"Even when the other people are those of whom you think most in all the world?"
"Let us think most of them then. Don't let us think most about ourselves."
"Do you suppose I'm thinking most about myself now? I assure you I'm not."
She laughed again, not lightly, but rather pitifully.
"I must leave you to judge of that."
CHAPTER IV
I did judge of it, all through that spring, coming more and more to the conclusion that I was right. It was not the only occasion on which Mildred Averill and I talked the matter over; but it became at last a subject on which agreeing to differ seemed our only course. The time came when I remembered with an inward blush that I had once feared that this clear-eyed, well-poised girl, who had really found herself, might be in love with me. What her exact sentiment toward me was I have never been able to name further than to put it under the head of a "deep interest." Had circumstances been in our favor that interest might at one time have ripened into something more; but from that she was saved by the instinct which told her that, in spite of my assertions, as to which she nevertheless didn't charge me with untruth, I was a married man.
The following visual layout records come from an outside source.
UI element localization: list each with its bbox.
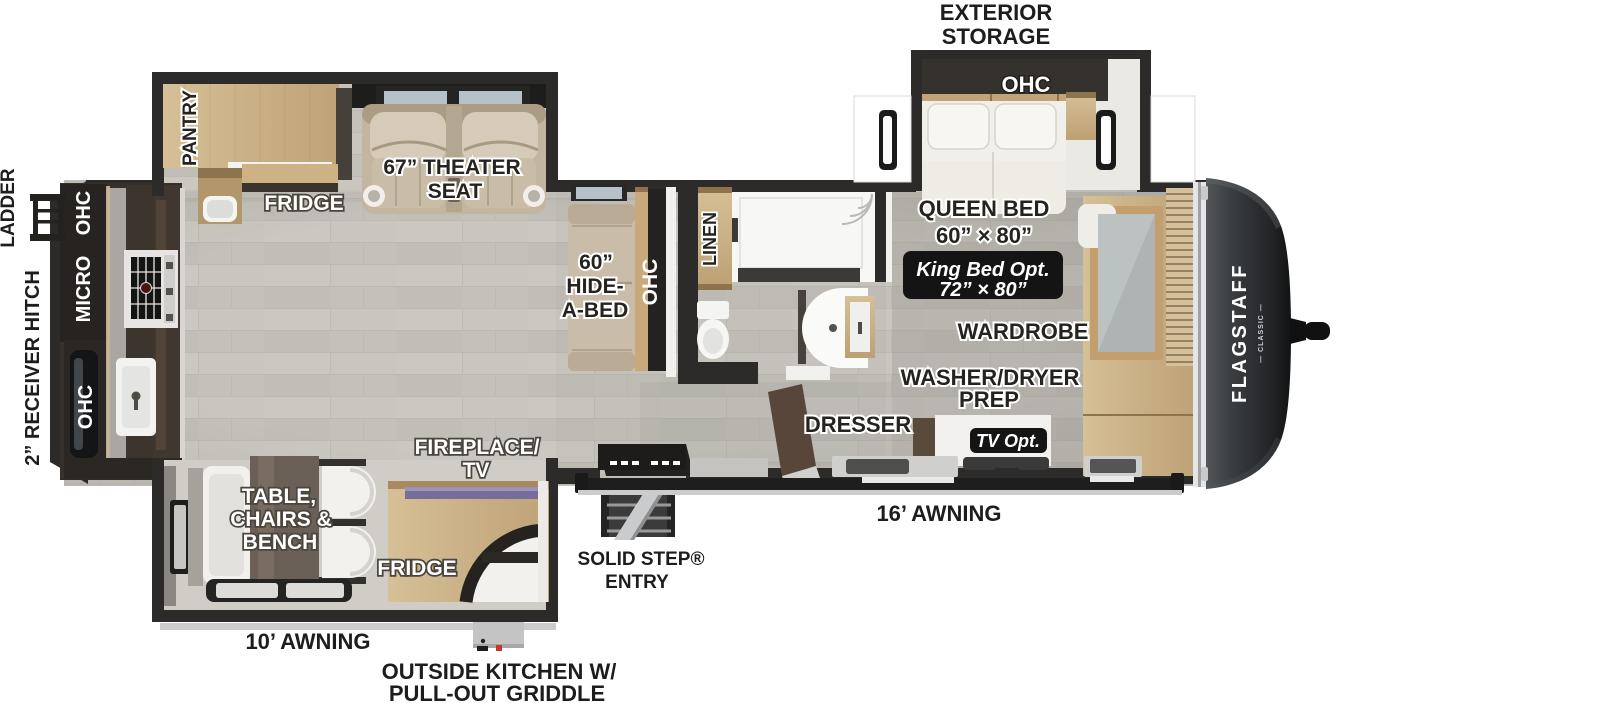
svg-text:PULL-OUT GRIDDLE: PULL-OUT GRIDDLE [389, 681, 605, 703]
svg-text:LADDER: LADDER [0, 168, 19, 247]
svg-text:OHC: OHC [75, 385, 97, 429]
svg-text:2” RECEIVER HITCH: 2” RECEIVER HITCH [22, 270, 44, 466]
svg-text:FRIDGE: FRIDGE [264, 192, 343, 215]
svg-text:ENTRY: ENTRY [605, 572, 669, 593]
svg-text:EXTERIOR: EXTERIOR [940, 0, 1053, 25]
svg-text:WARDROBE: WARDROBE [958, 319, 1089, 344]
svg-text:DRESSER: DRESSER [805, 412, 911, 437]
svg-text:TABLE,: TABLE, [242, 485, 316, 508]
svg-text:QUEEN BED: QUEEN BED [919, 196, 1050, 221]
svg-text:A-BED: A-BED [562, 299, 629, 322]
svg-text:OHC: OHC [639, 259, 662, 306]
svg-text:16’ AWNING: 16’ AWNING [876, 501, 1001, 526]
svg-text:60”: 60” [579, 251, 613, 274]
svg-text:OHC: OHC [1002, 72, 1051, 97]
svg-text:FRIDGE: FRIDGE [377, 557, 456, 580]
svg-text:— CLASSIC —: — CLASSIC — [1258, 303, 1265, 363]
svg-text:FIREPLACE/: FIREPLACE/ [415, 436, 540, 459]
svg-text:OHC: OHC [73, 191, 95, 235]
svg-text:FLAGSTAFF: FLAGSTAFF [1229, 263, 1251, 403]
svg-text:HIDE-: HIDE- [566, 275, 623, 298]
svg-text:STORAGE: STORAGE [942, 24, 1050, 49]
svg-text:TV: TV [463, 459, 490, 482]
svg-text:72” × 80”: 72” × 80” [939, 279, 1026, 301]
svg-text:10’ AWNING: 10’ AWNING [245, 629, 370, 654]
svg-text:PANTRY: PANTRY [180, 90, 201, 166]
svg-text:67” THEATER: 67” THEATER [383, 156, 520, 179]
svg-text:MICRO: MICRO [73, 256, 95, 323]
svg-text:LINEN: LINEN [700, 212, 720, 266]
svg-text:SOLID STEP®: SOLID STEP® [578, 549, 705, 570]
svg-text:CHAIRS &: CHAIRS & [230, 508, 332, 531]
svg-text:BENCH: BENCH [243, 531, 318, 554]
svg-text:King Bed Opt.: King Bed Opt. [916, 259, 1049, 281]
svg-text:SEAT: SEAT [428, 180, 483, 203]
svg-text:PREP: PREP [959, 387, 1019, 412]
svg-text:60” × 80”: 60” × 80” [936, 223, 1032, 248]
svg-text:TV Opt.: TV Opt. [976, 431, 1040, 451]
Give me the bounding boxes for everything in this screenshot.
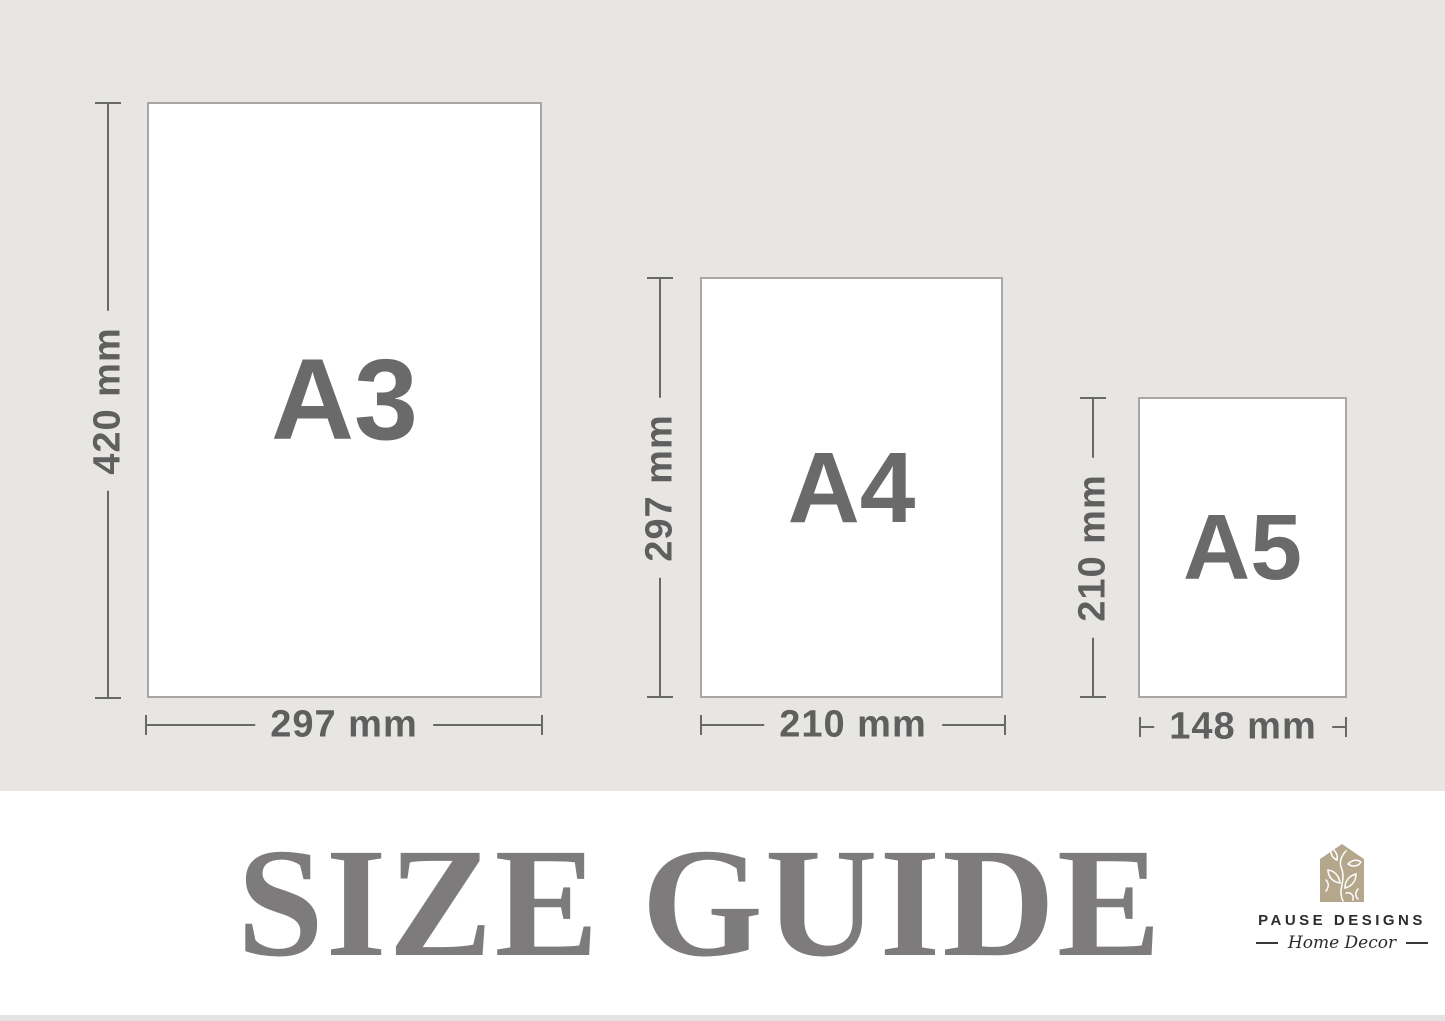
dimension-tick — [1345, 717, 1347, 737]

One more detail I must add concerning her.
On a Saturday afternoon in early May I had gone to her to talk over the great news of the day, that the peace terms had been handed to the enemy at Versailles. It must be remembered that she was the one person, outside my colleagues in the Museum, with whom I could discuss the topics nearest to my heart. With Pelly, Bridget, the Finn, and even with Miss Smith, I had friendly arguments as to the League of Nations and similar matters of public concern; but they rarely went beyond the catchwords of the newspapers.
"My dear father," Miss Smith would say, gently, "who was an eminent oculist in his time, Doctor Smith, you may have heard of him, used to say that his policy was to keep this country out of entangling alliances. That was his expression, entangling alliances. I always think of it when I see foreigners."